Вот кто бы знал, с каким удовольствием я сейчас выдал ему всю правду, какую только мог!
Альфонсо покачал головой и, нe дождавшись ответа, махнул рукой. "Нееет!" - хотел было закричать я, прекрасно понимая смысл этого знака, но не успел. Ступни сдавило так, что я, кажется, слышал треск костей сквозь свой крик. Глаза заволокло красным, вдохнуть не получалось, я задыхался и заглатывал воздух, как рыба. Боль не прошла даже когда давление прекратилось. Точно сломали, твари. Дальше всё было смутно и кусками. Сквозь раскалённую вату, набившуюся в мой череп, в уши, в глаза, я фрагментами слышал голос Альфонсо, продолжавший свои вопросы. Что-то о вере в Господа, о моём крещении, о посещении церкви, об имени священника, где жил, как сюда попал, с кем приехал, кто привёл к Фаринате, когда начал на него работать, что делал, кого видел, что слышал, и так далее, и сначала, и по-новой, и по кругу. Своего голоса, да и вообще себя, отвечающим на вопросы, я не помню. Я был заполнен болью и мыслей о чём-то другом не было. Но, видимо, что-то я говорил. Или кричал. Или хрипел высушенными губами. Потом снова было забытьё, но не полное, потому, что в какой-то момент я с некоторым удивлением услышал свой голос:
- ...да, говорил... да, видел... не помню, наверное... да, делал... - слова с трудом проталкивались сквозь спазмированное горло и пропадали где-то в багровой мгле снаружи. Оттуда блёклым облаком прилетел голос Бартоломео:
- Итак, в силу данных признательных показаний, считается установленным как факт, что Ружеро Понтини является соучастником в преступлении против церкви, а именно: составлению заговора по распространению ереси и лишению власти понтифика. Ружеро Понтини, верно ли записанное?
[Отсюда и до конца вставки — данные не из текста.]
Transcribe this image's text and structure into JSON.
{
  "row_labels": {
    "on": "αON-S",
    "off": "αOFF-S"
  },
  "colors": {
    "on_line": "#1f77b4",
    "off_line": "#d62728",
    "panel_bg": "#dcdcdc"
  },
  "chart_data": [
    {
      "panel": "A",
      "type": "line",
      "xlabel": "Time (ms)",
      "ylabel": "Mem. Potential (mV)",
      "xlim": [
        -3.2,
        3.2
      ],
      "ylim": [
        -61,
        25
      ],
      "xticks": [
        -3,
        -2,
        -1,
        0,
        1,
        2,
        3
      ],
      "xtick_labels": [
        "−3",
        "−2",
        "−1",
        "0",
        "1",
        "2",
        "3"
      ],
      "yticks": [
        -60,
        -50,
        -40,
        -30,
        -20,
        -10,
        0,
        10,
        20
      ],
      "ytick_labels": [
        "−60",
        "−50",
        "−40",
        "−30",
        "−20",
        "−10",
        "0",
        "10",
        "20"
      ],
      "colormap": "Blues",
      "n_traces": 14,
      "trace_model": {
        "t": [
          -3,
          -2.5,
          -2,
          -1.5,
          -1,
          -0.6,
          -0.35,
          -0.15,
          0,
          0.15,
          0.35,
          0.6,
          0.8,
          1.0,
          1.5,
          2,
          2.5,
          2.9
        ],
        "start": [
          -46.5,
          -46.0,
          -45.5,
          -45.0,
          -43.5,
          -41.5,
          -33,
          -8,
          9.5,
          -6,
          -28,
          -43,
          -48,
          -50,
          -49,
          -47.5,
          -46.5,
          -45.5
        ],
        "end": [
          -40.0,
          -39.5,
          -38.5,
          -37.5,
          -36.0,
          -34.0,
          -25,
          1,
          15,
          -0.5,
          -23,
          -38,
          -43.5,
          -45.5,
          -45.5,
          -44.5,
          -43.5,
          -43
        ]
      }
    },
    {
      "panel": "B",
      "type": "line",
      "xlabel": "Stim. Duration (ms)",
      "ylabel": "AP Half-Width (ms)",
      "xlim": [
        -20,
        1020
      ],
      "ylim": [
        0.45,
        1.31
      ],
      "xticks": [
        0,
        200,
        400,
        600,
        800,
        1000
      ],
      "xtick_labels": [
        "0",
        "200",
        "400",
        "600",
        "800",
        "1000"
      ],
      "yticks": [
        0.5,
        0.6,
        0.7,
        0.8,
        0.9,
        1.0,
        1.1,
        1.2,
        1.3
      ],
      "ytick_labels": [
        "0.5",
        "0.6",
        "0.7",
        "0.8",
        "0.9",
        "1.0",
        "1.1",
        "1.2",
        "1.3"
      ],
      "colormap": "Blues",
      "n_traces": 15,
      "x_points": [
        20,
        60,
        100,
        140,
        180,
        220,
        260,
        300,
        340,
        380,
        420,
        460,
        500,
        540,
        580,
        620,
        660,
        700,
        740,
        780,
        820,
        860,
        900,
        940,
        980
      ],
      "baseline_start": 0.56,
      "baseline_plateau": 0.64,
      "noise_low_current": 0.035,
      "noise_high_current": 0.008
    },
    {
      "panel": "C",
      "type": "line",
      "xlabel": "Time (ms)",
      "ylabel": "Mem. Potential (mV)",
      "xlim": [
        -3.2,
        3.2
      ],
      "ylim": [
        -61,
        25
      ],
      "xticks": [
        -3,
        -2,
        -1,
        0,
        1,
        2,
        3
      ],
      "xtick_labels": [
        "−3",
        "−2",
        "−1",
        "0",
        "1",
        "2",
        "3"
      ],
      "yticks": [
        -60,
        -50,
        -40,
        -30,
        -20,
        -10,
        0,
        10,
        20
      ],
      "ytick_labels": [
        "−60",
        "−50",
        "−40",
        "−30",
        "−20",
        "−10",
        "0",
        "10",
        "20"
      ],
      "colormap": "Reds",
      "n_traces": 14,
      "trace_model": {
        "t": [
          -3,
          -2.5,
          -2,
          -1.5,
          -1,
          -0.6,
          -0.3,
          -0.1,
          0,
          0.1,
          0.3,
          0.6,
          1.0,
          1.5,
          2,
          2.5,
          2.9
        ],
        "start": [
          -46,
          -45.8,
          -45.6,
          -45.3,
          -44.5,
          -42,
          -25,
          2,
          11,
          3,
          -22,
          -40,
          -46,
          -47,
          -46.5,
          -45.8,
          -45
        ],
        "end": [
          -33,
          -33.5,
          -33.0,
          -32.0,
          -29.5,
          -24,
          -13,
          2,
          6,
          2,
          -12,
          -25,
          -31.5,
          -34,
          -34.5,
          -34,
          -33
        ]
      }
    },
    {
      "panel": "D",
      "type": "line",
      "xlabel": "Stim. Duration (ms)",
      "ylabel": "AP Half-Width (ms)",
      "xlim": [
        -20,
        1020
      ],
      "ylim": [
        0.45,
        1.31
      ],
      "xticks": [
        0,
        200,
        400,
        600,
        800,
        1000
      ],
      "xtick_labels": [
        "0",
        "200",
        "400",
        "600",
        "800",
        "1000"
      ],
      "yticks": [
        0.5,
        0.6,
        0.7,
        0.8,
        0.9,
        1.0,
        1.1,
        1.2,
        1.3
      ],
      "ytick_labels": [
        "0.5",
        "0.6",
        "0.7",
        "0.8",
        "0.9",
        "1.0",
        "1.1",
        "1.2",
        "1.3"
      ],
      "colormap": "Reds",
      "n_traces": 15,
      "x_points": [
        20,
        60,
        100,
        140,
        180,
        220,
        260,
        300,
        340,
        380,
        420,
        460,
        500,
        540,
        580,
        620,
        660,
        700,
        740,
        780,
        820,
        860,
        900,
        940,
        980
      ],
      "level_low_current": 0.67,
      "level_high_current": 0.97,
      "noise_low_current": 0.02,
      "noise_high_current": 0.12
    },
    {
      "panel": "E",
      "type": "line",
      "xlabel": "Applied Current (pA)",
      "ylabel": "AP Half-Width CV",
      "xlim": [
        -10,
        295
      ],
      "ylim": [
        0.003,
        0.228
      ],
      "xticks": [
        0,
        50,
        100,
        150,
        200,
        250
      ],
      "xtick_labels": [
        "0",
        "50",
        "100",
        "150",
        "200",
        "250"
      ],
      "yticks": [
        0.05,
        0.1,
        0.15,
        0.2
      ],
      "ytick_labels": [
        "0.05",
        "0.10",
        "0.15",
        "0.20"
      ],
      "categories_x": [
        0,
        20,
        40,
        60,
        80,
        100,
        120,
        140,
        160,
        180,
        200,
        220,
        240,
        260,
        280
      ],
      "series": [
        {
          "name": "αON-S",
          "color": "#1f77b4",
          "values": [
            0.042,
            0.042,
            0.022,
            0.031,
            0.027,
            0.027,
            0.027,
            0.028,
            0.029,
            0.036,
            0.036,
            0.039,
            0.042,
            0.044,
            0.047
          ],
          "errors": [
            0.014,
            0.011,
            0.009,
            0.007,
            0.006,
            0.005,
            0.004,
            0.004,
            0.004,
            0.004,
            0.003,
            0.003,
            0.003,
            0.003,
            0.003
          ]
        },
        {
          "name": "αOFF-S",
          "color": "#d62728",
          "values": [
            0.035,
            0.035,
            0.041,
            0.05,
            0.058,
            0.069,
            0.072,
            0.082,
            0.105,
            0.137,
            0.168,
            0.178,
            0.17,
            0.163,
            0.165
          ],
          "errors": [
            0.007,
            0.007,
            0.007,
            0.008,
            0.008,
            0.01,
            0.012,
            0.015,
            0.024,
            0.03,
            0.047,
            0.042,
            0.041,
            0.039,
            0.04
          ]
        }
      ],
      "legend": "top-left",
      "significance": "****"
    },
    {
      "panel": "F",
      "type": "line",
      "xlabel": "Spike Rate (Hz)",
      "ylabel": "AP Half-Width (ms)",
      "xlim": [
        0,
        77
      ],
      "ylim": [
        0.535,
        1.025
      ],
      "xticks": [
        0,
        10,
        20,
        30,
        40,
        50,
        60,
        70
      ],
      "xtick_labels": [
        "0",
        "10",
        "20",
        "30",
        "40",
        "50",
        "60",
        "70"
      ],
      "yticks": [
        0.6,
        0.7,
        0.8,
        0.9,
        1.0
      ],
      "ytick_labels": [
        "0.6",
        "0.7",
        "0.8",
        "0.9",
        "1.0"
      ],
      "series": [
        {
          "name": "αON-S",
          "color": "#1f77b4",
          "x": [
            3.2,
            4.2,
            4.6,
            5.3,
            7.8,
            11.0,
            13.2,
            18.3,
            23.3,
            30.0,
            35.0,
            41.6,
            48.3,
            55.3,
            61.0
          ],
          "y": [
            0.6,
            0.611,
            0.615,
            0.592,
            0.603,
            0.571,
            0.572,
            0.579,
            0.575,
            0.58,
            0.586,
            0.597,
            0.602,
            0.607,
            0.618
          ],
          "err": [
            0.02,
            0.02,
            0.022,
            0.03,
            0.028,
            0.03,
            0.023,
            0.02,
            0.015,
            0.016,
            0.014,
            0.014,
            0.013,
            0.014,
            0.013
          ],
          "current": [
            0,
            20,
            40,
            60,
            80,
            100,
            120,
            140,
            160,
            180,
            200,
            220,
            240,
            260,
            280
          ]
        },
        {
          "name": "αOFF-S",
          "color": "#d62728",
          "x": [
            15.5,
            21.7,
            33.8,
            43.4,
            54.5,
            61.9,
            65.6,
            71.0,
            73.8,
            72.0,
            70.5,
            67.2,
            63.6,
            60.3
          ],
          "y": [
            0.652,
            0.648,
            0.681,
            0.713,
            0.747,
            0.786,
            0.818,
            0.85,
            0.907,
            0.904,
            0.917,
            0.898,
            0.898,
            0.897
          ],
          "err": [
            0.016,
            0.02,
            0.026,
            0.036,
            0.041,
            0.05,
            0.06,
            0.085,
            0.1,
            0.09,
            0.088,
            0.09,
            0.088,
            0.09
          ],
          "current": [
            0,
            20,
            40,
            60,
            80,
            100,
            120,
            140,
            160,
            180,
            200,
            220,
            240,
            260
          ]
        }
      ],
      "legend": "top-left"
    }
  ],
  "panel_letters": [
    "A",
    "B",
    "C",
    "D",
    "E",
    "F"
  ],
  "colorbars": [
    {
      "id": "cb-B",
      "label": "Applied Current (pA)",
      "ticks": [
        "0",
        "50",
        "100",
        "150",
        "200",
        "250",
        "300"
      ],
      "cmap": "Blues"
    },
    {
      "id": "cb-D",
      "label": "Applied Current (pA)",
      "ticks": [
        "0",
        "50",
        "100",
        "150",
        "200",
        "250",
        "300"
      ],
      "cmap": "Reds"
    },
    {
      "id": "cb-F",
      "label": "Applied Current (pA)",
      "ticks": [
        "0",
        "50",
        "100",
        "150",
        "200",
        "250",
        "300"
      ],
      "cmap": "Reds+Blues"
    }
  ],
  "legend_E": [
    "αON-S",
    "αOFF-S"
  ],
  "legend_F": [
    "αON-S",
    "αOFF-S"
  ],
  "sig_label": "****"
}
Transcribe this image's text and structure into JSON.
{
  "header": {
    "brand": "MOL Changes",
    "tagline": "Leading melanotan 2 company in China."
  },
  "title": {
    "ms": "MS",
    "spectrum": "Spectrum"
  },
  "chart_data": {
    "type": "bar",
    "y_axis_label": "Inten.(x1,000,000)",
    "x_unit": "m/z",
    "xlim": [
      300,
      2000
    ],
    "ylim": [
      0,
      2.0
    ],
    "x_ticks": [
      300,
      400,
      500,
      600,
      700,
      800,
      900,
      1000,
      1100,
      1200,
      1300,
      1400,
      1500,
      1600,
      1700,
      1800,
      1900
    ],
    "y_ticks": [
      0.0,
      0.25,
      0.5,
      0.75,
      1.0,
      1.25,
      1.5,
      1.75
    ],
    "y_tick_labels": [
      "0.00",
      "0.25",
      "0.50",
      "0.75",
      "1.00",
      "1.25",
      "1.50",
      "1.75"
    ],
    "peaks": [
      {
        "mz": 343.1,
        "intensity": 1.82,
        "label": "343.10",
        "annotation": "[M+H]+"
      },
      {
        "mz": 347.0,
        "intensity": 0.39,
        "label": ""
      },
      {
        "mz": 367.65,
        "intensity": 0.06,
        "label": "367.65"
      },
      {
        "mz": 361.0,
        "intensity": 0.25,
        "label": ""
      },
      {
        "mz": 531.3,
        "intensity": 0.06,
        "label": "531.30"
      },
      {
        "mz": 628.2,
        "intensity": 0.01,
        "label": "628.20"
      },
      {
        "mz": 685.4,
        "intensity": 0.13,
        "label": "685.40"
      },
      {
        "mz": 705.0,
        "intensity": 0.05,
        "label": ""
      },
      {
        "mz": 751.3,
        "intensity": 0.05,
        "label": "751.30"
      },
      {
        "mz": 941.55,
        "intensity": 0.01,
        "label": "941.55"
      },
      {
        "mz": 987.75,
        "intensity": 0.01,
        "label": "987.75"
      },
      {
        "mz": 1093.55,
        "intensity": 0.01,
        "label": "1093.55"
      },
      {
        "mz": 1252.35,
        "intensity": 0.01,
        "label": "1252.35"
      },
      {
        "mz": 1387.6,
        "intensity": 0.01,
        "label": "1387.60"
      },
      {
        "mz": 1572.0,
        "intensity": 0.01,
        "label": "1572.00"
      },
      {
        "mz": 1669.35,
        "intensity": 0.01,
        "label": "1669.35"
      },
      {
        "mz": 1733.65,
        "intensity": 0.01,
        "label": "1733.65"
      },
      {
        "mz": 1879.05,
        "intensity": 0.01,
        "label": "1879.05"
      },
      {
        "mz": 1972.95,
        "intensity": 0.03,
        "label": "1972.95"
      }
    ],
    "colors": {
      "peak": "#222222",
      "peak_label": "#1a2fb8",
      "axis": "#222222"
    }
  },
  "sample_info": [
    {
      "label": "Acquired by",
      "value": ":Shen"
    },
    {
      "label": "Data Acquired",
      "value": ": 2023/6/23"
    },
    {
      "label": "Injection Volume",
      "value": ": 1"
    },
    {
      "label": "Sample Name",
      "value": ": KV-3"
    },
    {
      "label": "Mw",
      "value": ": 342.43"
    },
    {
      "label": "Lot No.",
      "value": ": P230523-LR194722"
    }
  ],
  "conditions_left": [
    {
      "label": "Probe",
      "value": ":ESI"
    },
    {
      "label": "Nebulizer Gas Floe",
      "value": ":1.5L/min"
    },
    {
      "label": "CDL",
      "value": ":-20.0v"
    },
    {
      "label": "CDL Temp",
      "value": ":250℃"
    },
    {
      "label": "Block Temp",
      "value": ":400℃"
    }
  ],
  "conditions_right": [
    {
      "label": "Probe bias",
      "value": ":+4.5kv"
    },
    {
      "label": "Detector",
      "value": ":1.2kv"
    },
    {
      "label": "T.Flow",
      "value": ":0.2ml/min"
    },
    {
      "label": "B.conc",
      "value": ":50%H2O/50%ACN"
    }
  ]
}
- Да... - багровая мгла сменилась радужными пятнами, океанским приливом пришла тошнота. - Верно...
- Ружеро Понтини вторично подтвердил, уже и без причинения ему боли, что записанное с его слов - верно. - Я пытался успокоить дыхание. Зажурчала вода. Кто-то из братьев, утолив жажду духовную, утолял телесную. Я бы тоже не отказался, но мне никто не предложил. - Теперь тебе будет легче, сын мой. Сказав правду раз, продолжать уже просто. Больше нет смысла лгать.
Я, наверное, всё-таки кричал: горло саднило. Невольный кашель прошёлся по нему изнутри наждаком и ударил молотом по переломанным костям, чуть вновь не вышибив из меня сознание.